Тем временем адмирала Рожественского, слишком обессиленного от полученных ранений, чтобы принимать деятельное участие в бою, старались эвакуировать. И хотя его судьба теперь никак уже не влияла на исход боя, много труда и даже героизма было положено, чтобы спасти его. В данном случае адмирал был чем-то вроде пчелиной матки или полкового знамени, которые должны быть сохранены любой ценой.
Семенов рассказывает, как обессилевшего адмирала забирают из орудийной башни, в которой он укрывался, и передают с превращенного в руины «Суворова» на эсминец «Буйный»: «Плот готов. Кстати, пришел и Филипповский. Я бросился к башне:
— Ваше превосходительство! Выходите! Филипповский здесь!

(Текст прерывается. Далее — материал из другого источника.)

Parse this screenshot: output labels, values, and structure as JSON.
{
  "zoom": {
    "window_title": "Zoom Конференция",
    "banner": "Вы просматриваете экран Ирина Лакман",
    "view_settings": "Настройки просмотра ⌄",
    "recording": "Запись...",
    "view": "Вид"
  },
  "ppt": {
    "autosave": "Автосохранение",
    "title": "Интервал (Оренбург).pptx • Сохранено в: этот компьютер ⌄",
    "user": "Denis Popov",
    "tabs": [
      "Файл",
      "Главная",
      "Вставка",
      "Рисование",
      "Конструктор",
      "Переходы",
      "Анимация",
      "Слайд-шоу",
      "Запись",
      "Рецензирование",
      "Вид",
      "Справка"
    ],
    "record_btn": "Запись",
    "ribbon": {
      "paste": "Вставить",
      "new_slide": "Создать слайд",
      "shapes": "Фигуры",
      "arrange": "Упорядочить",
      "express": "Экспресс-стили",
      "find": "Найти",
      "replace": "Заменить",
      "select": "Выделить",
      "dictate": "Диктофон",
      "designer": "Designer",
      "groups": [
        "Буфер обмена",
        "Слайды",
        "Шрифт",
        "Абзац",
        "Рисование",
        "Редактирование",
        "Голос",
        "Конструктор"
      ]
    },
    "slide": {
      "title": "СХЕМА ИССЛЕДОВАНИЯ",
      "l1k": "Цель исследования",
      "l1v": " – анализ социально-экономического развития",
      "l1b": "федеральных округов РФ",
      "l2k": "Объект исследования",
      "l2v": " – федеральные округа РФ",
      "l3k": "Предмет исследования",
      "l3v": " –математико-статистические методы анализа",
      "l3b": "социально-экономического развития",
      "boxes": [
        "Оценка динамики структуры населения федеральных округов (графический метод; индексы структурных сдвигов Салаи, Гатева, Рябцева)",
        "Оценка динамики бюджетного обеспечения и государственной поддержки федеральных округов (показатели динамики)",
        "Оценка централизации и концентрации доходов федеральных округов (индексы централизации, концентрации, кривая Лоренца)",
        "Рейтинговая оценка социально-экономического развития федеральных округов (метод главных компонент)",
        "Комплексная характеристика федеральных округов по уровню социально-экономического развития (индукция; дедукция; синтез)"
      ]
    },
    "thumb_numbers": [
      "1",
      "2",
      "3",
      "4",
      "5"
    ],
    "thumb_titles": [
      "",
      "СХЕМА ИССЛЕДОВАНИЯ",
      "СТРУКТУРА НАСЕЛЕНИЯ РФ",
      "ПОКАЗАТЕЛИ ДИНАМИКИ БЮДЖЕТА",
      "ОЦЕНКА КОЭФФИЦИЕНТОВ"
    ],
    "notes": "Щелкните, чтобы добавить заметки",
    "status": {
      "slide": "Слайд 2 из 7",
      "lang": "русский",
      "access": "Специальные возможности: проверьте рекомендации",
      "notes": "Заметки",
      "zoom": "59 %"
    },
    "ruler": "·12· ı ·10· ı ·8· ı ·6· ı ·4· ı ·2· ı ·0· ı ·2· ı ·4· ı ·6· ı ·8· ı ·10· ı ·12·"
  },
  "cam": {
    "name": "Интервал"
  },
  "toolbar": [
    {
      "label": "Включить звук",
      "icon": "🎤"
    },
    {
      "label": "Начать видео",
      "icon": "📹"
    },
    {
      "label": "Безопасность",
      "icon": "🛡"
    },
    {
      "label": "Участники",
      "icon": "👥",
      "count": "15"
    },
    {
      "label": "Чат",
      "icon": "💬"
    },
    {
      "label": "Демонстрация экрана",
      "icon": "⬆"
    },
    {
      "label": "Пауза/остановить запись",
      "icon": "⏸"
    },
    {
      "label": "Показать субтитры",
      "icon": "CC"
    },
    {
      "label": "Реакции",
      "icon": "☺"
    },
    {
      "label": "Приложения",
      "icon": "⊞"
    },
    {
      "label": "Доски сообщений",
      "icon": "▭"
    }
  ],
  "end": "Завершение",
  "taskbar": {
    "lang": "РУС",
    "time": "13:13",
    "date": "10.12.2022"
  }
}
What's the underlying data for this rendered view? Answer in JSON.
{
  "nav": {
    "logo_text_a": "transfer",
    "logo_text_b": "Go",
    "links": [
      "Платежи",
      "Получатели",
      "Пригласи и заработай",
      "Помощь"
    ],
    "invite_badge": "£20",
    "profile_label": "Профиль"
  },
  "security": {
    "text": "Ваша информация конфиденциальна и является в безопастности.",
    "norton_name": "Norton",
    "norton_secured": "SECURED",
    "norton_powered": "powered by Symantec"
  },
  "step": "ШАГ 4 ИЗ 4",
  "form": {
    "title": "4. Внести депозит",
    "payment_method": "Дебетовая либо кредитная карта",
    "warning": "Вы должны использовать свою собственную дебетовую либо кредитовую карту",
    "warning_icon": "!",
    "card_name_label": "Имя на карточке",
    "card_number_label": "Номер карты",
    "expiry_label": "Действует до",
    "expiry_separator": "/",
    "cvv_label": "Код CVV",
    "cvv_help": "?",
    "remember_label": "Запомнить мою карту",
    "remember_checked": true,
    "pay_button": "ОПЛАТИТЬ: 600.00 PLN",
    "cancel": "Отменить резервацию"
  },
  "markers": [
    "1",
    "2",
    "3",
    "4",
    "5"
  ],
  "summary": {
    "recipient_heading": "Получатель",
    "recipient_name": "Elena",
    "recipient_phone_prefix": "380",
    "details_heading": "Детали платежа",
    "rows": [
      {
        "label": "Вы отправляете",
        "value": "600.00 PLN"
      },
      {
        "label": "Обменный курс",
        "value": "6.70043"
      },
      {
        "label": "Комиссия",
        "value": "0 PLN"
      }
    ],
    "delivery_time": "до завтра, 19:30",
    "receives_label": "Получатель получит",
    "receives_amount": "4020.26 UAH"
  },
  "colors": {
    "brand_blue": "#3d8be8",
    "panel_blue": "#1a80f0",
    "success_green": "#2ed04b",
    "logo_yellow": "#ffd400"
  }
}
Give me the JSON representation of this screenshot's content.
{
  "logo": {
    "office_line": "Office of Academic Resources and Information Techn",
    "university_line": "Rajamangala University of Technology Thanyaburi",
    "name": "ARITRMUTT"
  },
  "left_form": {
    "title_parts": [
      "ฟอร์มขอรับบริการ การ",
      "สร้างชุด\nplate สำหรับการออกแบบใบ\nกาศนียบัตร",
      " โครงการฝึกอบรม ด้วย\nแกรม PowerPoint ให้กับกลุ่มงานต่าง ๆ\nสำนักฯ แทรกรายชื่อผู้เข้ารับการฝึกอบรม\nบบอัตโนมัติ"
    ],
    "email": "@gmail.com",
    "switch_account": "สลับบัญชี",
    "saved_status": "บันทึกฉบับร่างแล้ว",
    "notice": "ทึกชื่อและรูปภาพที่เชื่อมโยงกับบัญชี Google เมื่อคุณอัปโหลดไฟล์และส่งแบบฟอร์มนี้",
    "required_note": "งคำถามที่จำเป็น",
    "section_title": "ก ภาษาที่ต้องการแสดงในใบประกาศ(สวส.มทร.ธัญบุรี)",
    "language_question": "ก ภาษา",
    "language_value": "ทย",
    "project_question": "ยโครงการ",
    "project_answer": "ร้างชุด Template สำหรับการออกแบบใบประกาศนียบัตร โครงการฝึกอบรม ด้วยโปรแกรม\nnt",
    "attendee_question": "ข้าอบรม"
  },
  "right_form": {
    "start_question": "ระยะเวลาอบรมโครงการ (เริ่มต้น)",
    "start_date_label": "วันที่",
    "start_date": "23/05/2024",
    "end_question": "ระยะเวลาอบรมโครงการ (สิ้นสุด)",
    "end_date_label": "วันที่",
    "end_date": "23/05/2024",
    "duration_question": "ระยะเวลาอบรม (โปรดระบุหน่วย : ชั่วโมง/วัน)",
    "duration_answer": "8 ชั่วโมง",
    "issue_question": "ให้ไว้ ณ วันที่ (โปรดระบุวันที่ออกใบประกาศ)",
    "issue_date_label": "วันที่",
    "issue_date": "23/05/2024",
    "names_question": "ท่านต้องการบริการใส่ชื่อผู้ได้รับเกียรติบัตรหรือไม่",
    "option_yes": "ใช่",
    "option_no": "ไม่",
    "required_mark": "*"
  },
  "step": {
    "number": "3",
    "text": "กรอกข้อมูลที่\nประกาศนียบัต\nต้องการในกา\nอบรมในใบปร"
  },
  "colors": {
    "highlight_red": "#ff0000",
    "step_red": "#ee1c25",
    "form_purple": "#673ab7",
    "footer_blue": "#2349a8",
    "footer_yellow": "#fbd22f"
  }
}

Адмирал молча смотрел на нас, покачивая головой. То ли соглашался, то ли нет. Положение было затруднительное.
— Что вы разглядываете! — вдруг закричал Курсель. — Берите его! Видите, он весь израненный!
И словно все только и ждали этого толчка, этого крика. Все сразу заговорили, заторопились. Несколько человек пролезли в башню. Адмирала схватили под руки, подняли, но, едва он ступил на левую ногу, как застонал и окончательно лишился сознания. Так было даже лучше.
— Тащи! Тащи смелее! Легче, черти! На бок, на бок ворочай!
— Стой, трещит!
— Что трещит?!
— Тужурка трещит!
— Тащи, мать твою! — раздавались кругом суетливые голоса.
Адмирала с большими усилиями, разорвав на нем платье, протащили сквозь узкое отверстие заклиненной двери на кормовом срезе и уж хотели подвязывать к плоту, когда Коломейцев сделал то, что можно сделать только раз в жизни, только по вдохновению. Он пристал к наветренному борту искалеченного броненосца с его повисшими, исковерканными пушечными полупортиками, торчащими враздрай орудиями и перебитыми стрелами сетевого ограждения. Мотаясь на волне, миноносец то поднимался своей палубой почти в уровень со срезом, то уходил далеко вниз, то отбрасывался от броненосца, то стремительно размахивался в его сторону, каждое мгновение рискуя пропороть свой тонкий борт о любой выступ неподвижной громады.
Адмирала поспешно протащили на руках с кормового на носовой срез узким проходом между башней и раскаленным бортом верхней батареи и отсюда по спинам людей, стоявших на откинутом полупортике и цеплявшихся по борту, спустили, почти сбросили на миноносец, выбрав момент, когда этот последний поднялся на волне и мотнулся в нашу сторону.
— Ура! Адмирал на миноносце! Ура! — закричал Курсель, махая фуражкой.
— Ура! — загремело кругом.
Как я, со своими покалеченными ногами, попал на миноносец — не помню. Помню только, как, лежа на горячем кожухе между трубами, смотрел, не отрывая глаз, на «Суворова». Это были мгновения, которые не изглаживаются из памяти.